Degenerative Myelopathy (DM) is a progressive disease of the spinal cord in older dogs. In many breeds, the disease is strongly correlated with a mutation in the superoxide dismutase 1 (SOD1) gene often referred to as the 118G>A mutation. This mutation is tested for using the standard DM test (see above). More recently, a second mutation in the SOD1 gene has been detected in the Bernese Mountain Dog (BMD) and is referred to as the SOD1B 52A>T mutation. To date, a single BMD with two copies of the 52A>T mutation and no copies of the 118G>A mutation has been clinically diagnosed with DM. In one additional study, a single BMD that tested ‘CARRIER’ for both the 118G>A and the 52A>T showed clinical signs of DM highlighting the potential for complex mutation interactions.
The SOD1B mutation is detected much less frequently (3%) than the 118G>A mutation (38%) in BMD but could play a role in disease progression. In an effort to further understand the disease in the breed, the SOD1B test is being offered. Please share the results in an open database such as The Berner-Garde Foundation (http://www.bernergarde.org/home/), a group established to collect, maintain and disseminate information about genetic diseases observed in the BMD. Through tracking of the health and SOD1B status, a better understanding of the impact of this mutation on the breed can be determined.
Bernese Mountain Dog
A (CLEAR/NORMAL): These dogs have two normal copies of DNA. To date, no dogs tested as ‘CLEAR/NORMAL’ have been confirmed to have DM.

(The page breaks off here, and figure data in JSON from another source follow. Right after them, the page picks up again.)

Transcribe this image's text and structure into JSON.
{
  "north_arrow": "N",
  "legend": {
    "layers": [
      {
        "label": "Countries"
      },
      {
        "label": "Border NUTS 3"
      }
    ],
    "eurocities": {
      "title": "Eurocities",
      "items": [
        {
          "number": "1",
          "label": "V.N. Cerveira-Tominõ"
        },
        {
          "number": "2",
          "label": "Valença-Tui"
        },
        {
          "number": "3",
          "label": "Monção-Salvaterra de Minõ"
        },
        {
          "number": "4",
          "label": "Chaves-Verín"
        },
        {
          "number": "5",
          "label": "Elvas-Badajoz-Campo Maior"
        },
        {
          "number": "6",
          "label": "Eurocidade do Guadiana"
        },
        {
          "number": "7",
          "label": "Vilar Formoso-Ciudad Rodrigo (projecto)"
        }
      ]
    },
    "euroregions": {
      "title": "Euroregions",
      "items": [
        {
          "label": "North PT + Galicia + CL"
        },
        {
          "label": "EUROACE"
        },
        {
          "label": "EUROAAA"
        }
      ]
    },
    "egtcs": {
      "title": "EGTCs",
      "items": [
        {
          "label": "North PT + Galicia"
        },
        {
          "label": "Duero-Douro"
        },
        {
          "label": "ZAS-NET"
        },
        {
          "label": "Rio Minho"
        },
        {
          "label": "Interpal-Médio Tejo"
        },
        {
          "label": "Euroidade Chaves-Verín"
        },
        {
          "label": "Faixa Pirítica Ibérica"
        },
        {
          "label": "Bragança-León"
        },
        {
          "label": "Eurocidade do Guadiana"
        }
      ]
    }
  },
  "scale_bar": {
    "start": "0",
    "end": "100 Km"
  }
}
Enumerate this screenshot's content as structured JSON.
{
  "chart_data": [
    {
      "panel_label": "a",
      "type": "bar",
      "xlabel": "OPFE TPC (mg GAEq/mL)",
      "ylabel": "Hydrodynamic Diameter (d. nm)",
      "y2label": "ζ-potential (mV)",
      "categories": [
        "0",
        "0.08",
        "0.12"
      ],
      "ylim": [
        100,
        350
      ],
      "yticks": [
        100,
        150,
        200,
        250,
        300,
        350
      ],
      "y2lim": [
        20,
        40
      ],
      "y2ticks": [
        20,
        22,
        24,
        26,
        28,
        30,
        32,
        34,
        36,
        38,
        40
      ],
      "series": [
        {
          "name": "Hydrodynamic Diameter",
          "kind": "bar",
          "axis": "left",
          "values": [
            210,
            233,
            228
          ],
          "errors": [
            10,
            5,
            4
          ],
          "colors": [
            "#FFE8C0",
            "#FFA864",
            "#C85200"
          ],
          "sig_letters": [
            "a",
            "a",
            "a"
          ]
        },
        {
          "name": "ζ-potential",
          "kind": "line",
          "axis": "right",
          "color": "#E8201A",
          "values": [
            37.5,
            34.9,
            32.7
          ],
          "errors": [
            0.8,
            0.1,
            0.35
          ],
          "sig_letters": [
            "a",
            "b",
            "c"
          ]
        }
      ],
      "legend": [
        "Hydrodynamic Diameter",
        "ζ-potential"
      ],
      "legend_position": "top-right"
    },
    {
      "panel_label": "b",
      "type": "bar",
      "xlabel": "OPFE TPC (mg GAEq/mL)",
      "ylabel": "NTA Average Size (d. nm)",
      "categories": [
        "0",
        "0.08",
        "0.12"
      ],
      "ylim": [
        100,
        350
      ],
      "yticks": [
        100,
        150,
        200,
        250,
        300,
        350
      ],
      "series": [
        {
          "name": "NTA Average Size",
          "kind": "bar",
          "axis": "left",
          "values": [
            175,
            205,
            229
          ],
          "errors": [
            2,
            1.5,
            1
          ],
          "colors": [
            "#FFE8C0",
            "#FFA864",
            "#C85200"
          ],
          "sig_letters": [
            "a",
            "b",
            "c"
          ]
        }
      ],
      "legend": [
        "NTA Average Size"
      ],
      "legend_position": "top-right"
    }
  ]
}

B (CARRIER/NOT AFFECTED): These dogs have one copy of the 52A>T mutation and one normal copy of DNA. One compound carrier (118G>A carrier, 52A>T) to date has been confirmed to have DM.
C (AT RISK/AFFECTED): These dogs have two copies of the 52A>T mutation and may develop DM during their lifetime. At this point, the SOD1B mutation can be interpreted as being ‘AT RISK’ of developing DM within the animal’s lifetime. For dogs showing clinical signs with a presumptive diagnosis of DM, ‘AT RISK/AFFECTED’ test results can be used as an additional tool to aid in the diagnosis of DM.